Here are the rules I have in place for at least a couple months:

  1. Limit to 2000 calories per day; absolutely no carryover. (If I find out 2000 is around what I eat normally, which I highly doubt, I’ll knock it down a few hundred.)
  2. No more ordering additional side dishes when eating out. (This one might depend on me managing to eat breakfast or lunch.)
  3. No sweets. Minor exceptions:
    • up to two teaspoons honey or fruit syrup topping for yogurt
    • bran muffins
    • medium-sweetness fruits

Finally, I get a cheat card for Christmas day.


Update: December 26, 2011

Well, it’s the day after Christmas and I am still counting calories faithfully. Am getting a feel for how expensive calorie-wise foods are. Pickles are nearly free, who knew? I had a glorious Christmas Day where I ate a couple small chocolate bars and some cookies, and 3500 total calories. Now back to 2000 a day max for a couple months.

Rule #2, no sides, didn’t last long. I found out that I had a lot of trouble eating enough calories if I didn’t order an additional side, especially when I eat late in the day.
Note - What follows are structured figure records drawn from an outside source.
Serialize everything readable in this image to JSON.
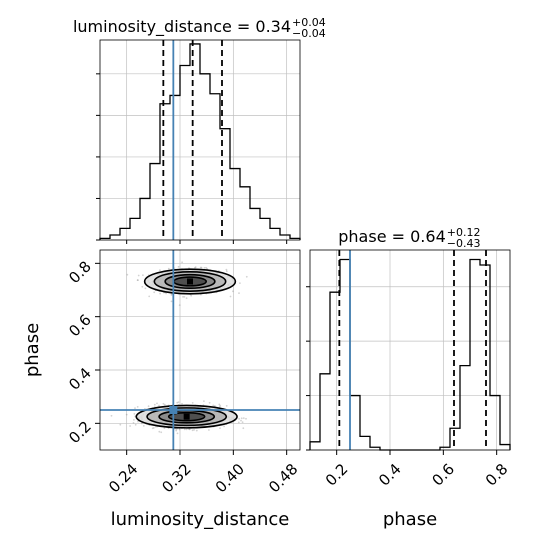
{
  "chart_data": {
    "type": "corner",
    "colors": {
      "truth": "#4682b4",
      "hist": "#000000",
      "grid": "#c0c0c0",
      "scatter": "#808080"
    },
    "titles": {
      "luminosity_distance": {
        "main": "luminosity_distance = 0.34",
        "sup": "+0.04",
        "sub": "−0.04"
      },
      "phase": {
        "main": "phase = 0.64",
        "sup": "+0.12",
        "sub": "−0.43"
      }
    },
    "xlabel_left": "luminosity_distance",
    "xlabel_right": "phase",
    "ylabel": "phase",
    "luminosity_distance": {
      "range": [
        0.2,
        0.5
      ],
      "ticks": [
        0.24,
        0.32,
        0.4,
        0.48
      ],
      "tick_labels": [
        "0.24",
        "0.32",
        "0.40",
        "0.48"
      ],
      "quantiles": [
        0.295,
        0.339,
        0.383
      ],
      "truth": 0.31,
      "hist": {
        "edges": [
          0.2,
          0.215,
          0.23,
          0.245,
          0.26,
          0.275,
          0.29,
          0.305,
          0.32,
          0.335,
          0.35,
          0.365,
          0.38,
          0.395,
          0.41,
          0.425,
          0.44,
          0.455,
          0.47,
          0.485,
          0.5
        ],
        "counts": [
          1,
          3,
          7,
          13,
          25,
          46,
          82,
          87,
          105,
          118,
          100,
          88,
          67,
          43,
          32,
          19,
          13,
          7,
          3,
          1
        ]
      }
    },
    "phase": {
      "range": [
        0.1,
        0.85
      ],
      "ticks": [
        0.2,
        0.4,
        0.6,
        0.8
      ],
      "tick_labels": [
        "0.2",
        "0.4",
        "0.6",
        "0.8"
      ],
      "quantiles": [
        0.21,
        0.64,
        0.76
      ],
      "truth": 0.25,
      "hist": {
        "edges": [
          0.1,
          0.1375,
          0.175,
          0.2125,
          0.25,
          0.2875,
          0.325,
          0.3625,
          0.4,
          0.4375,
          0.475,
          0.5125,
          0.55,
          0.5875,
          0.625,
          0.6625,
          0.7,
          0.7375,
          0.775,
          0.8125,
          0.85
        ],
        "counts": [
          3,
          28,
          58,
          70,
          20,
          5,
          1,
          0,
          0,
          0,
          0,
          0,
          0,
          1,
          8,
          31,
          70,
          68,
          20,
          2
        ]
      }
    },
    "joint": {
      "truth_point": [
        0.31,
        0.25
      ],
      "modes": [
        {
          "center": [
            0.335,
            0.732
          ],
          "sigma": [
            0.027,
            0.022
          ],
          "weight": 0.45
        },
        {
          "center": [
            0.33,
            0.225
          ],
          "sigma": [
            0.03,
            0.02
          ],
          "weight": 0.55
        }
      ],
      "contour_levels": [
        0.75,
        1.15,
        1.65,
        2.1
      ]
    }
  }
}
I guess I should mention that I’m noticeably thinner in the waist. I haven’t (and won’t) weigh myself, though.

A new Power Bar

Ever since I started working out (again) I’ve been noticing a lot of workout foods like Power Bars and their kin that I never really noticed before [1].

Power Bars are supposed to be a convenient, and non-perishable, source of protein that one can eat to get a quick protein boost in the system [2]. But there are problems with these bars. First, they’re expensive: a bar with 30 grams of protein might cost three dollars. Second, they taste like crap and usually have to contain quite a bit of sugar just to make them palatable. Finally, they’re just not natural.

I was wondering if there could be a cheaper, healthier, more natural, but just as convenient protein source to use in place of Power Bars. And, after considering it for a while, I realized that there is.

I present to you: Sardines.

Sardines retain most of the benefits of power bars, improve on the problems with power bars, and have their own benefits as well. They’re cheap (a tin of sardines will cost a dollar or less). They’re tasty (just be sure to get them in mustard or some kind of sauce; they’re messy in oil and a litte too bland in water [3]). They’re natural. They’re high in omega-3 fatty acids. A tin of sardines contains 20-25 grams of protein. They’re non-perishable and almost as convenient (obtaining a fork might be a problem in some situations). In other words, sardines are healthy, tasty, cheap muscle food. So next time you’re tempted by a Power Bar, consider sardines instead.

Another possibility you may have thought of is good old tuna. It’s just as convenient and higher in protein than sardines, but I’d recommend eating tuna less often. Tuna has a few drawbacks. First, it’s high in mercury. Sardines are (much) lower on the food chain and so don’t contain as much mercury. I doubt a healthy, non-child-bearing person would get mercury poisoning from a few tins of tuna a week, but it’s still best to eat it in moderation. Second, the canning process for tuna destroys much of the omega-3 fatty acid. High-end canned tuna, and tuna in plastic sleeves might retain those fatty acids, but they’re also more expensive.

Footnotes:

[1] It’s amazing how when you start something, you notice things you never noticed before. For instance, after I read ”Pride and Prejudice” I started noticing all the “sequels” to the story in bookstores, even though I knew the basic story and characters before I read it. Apparently my brain was benevolently sparing me from a sense of vicarious embarrassment on behalf of these authors, but after I read the novel it couldn’t save me any longer.

[2] The theory of muscle building is basically that you need to saturate your metabolic pathways with protein, so that when your body is repairing from a workout, it ends up building more muscle than it otherwise would have by sheer partial pressure. So it’s important to get a lot of protein.

[3] If you want some really good sardines, try fresh or frozen (but not refrozen) sardines. Sardines are great in the can, even if a tad bland, but you’d never guess that they’re some of tastiest fish when grilled or pan-fried.